Napasnya memburu. Sekujur tubuhnya gemetar, bukan karena lelah, tapi karena harapan yang tiba-tiba tumbuh dan kembali layu dalam hitungan detik.
Kini, Zayan menghilang lagi. Sama seperti sebelumnya.
Naya menunduk sejenak, kemudian tersenyum kecil sambil mengelus perutnya. “Nak… kita pasti akan bertemu ayahmu. Dan setelah itu, kita pasti bisa jadi keluarga yang bahagia. Paman Arsen yang sekarang menggantikan ayahmu… dia akan bebas dari beban ini. Kita nggak perlu merasa bersalah lagi.”
Kata-katanya lirih tapi penuh keyakinan. Mungkin hari ini belum saatnya. Tapi jika Zayan ada di kota ini, cepat atau lambat mereka akan bertemu kembali.
Dengan napas yang mulai stabil, Naya memutuskan untuk kembali ke toko pakaian. Ia masih harus menyelesaikan belanja, masih harus pulang dan kembali belajar untuk ujian besok.
***
Pukul delapan malam, akhirnya Naya tiba di rumah mewah yang kini ia tinggali.
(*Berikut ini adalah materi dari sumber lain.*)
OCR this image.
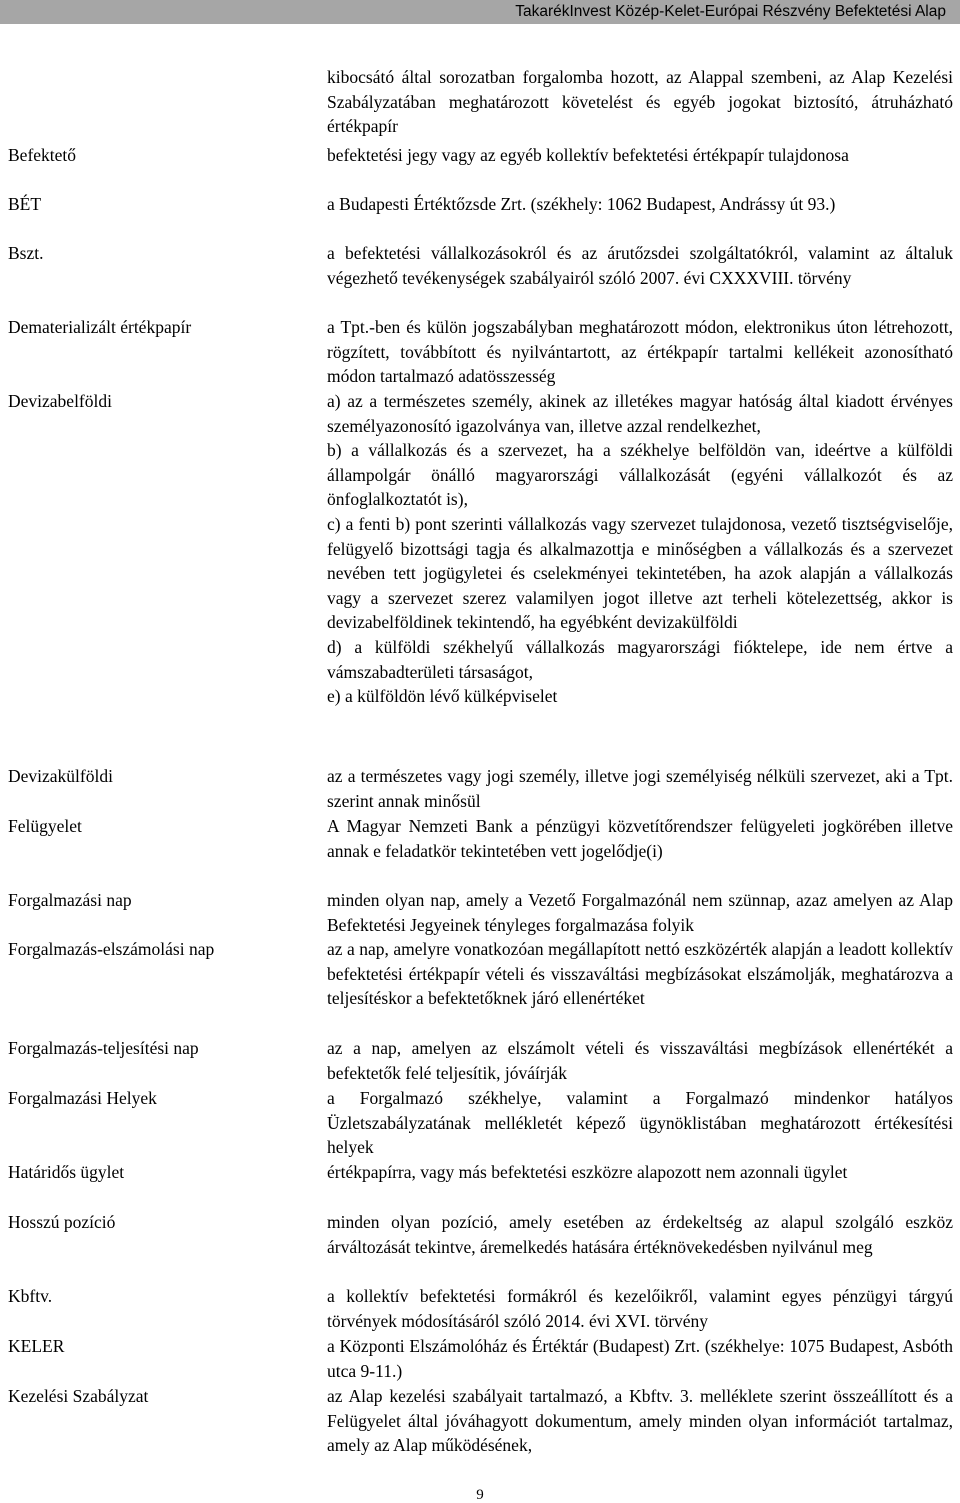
TakarékInvest Közép-Kelet-Európai Részvény Befektetési Alap
kibocsátó által sorozatban forgalomba hozott, az Alappal szembeni, az Alap Kezelési Szabályzatában meghatározott követelést és egyéb jogokat biztosító, átruházható értékpapír
Befektető
BÉT
Bszt.
Dematerializált értékpapír
Devizabelföldi
Devizakülföldi
Felügyelet
Forgalmazási nap
Forgalmazás-elszámolási nap
Forgalmazás-teljesítési nap
Forgalmazási Helyek
Határidős ügylet
Hosszú pozíció
Kbftv.
KELER
Kezelési Szabályzat
befektetési jegy vagy az egyéb kollektív befektetési értékpapír tulajdonosa
a Budapesti Értéktőzsde Zrt. (székhely: 1062 Budapest, Andrássy út 93.)
a befektetési vállalkozásokról és az árutőzsdei szolgáltatókról, valamint az általuk végezhető tevékenységek szabályairól szóló 2007. évi CXXXVIII. törvény
a Tpt.-ben és külön jogszabályban meghatározott módon, elektronikus úton létrehozott, rögzített, továbbított és nyilvántartott, az értékpapír tartalmi kellékeit azonosítható módon tartalmazó adatösszesség
a) az a természetes személy, akinek az illetékes magyar hatóság által kiadott érvényes személyazonosító igazolványa van, illetve azzal rendelkezhet,
b) a vállalkozás és a szervezet, ha a székhelye belföldön van, ideértve a külföldi állampolgár önálló magyarországi vállalkozását (egyéni vállalkozót és az önfoglalkoztatót is),
c) a fenti b) pont szerinti vállalkozás vagy szervezet tulajdonosa, vezető tisztségviselője, felügyelő bizottsági tagja és alkalmazottja e minőségben a vállalkozás és a szervezet nevében tett jogügyletei és cselekményei tekintetében, ha azok alapján a vállalkozás vagy a szervezet szerez valamilyen jogot illetve azt terheli kötelezettség, akkor is devizabelföldinek tekintendő, ha egyébként devizakülföldi
d) a külföldi székhelyű vállalkozás magyarországi fióktelepe, ide nem értve a vámszabadterületi társaságot,
e) a külföldön lévő külképviselet
az a természetes vagy jogi személy, illetve jogi személyiség nélküli szervezet, aki a Tpt. szerint annak minősül
A Magyar Nemzeti Bank a pénzügyi közvetítőrendszer felügyeleti jogkörében illetve annak e feladatkör tekintetében vett jogelődje(i)
minden olyan nap, amely a Vezető Forgalmazónál nem szünnap, azaz amelyen az Alap Befektetési Jegyeinek tényleges forgalmazása folyik
az a nap, amelyre vonatkozóan megállapított nettó eszközérték alapján a leadott kollektív befektetési értékpapír vételi és visszaváltási megbízásokat elszámolják, meghatározva a teljesítéskor a befektetőknek járó ellenértéket
az a nap, amelyen az elszámolt vételi és visszaváltási megbízások ellenértékét a befektetők felé teljesítik, jóváírják
a Forgalmazó székhelye, valamint a Forgalmazó mindenkor hatályos Üzletszabályzatának mellékletét képező ügynöklistában meghatározott értékesítési helyek
értékpapírra, vagy más befektetési eszközre alapozott nem azonnali ügylet
minden olyan pozíció, amely esetében az érdekeltség az alapul szolgáló eszköz árváltozását tekintve, áremelkedés hatására értéknövekedésben nyilvánul meg
a kollektív befektetési formákról és kezelőikről, valamint egyes pénzügyi tárgyú törvények módosításáról szóló 2014. évi XVI. törvény
a Központi Elszámolóház és Értéktár (Budapest) Zrt. (székhelye: 1075 Budapest, Asbóth utca 9-11.)
az Alap kezelési szabályait tartalmazó, a Kbftv. 3. melléklete szerint összeállított és a Felügyelet által jóváhagyott dokumentum, amely minden olyan információt tartalmaz, amely az Alap működésének,
9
Tubuhnya terasa lelah, tapi pikirannya masih dipenuhi bayang-bayang Zayan. Ia membuka pintu perlahan, berharap bisa langsung masuk ke kamarnya dan beristirahat.
Namun, jantungnya seketika berdegup kencang saat matanya menangkap sosok Arsen tengah duduk di sofa ruang tengah. Lelaki itu menatapnya lekat—dingin dan tajam, seperti seorang ayah yang memergoki anak gadisnya pulang larut malam tanpa izin.
“Pa... Paman,” panggil Naya pelan, gugup. Suaranya nyaris tak terdengar. Ia menunduk, tak sanggup menatap mata Arsen yang menusuk itu.
“Kamu nggak betah di rumah, jadi sibuk cari pelarian di luar sana?” tuduh Arsen datar. Nada suaranya sarat sindiran, namun wajahnya tetap datar, tak menunjukkan emosi.
“Aku... hanya…”
Tatapan Arsen turun ke tangan Naya yang membawa beberapa kantong belanja.
“Berbelanja?” ujarnya sinis. “Sepertinya kamu mulai menikmati peran sebagai Nyonya Alastair.”
Naya menarik napas panjang. Ia harus menahan diri, menahan semua emosi yang bergolak di dalam dadanya. Berbicara dengan Arsen selalu terasa seperti berjalan di atas pecahan kaca—tajam, menyakitkan, dan penuh risiko. Ia tak pernah tahu kata mana yang akan dijadikan jebakan, atau sikap mana yang akan disalahartikan.
Tapi malam ini, ia terlalu lelah untuk meladeni pertengkaran.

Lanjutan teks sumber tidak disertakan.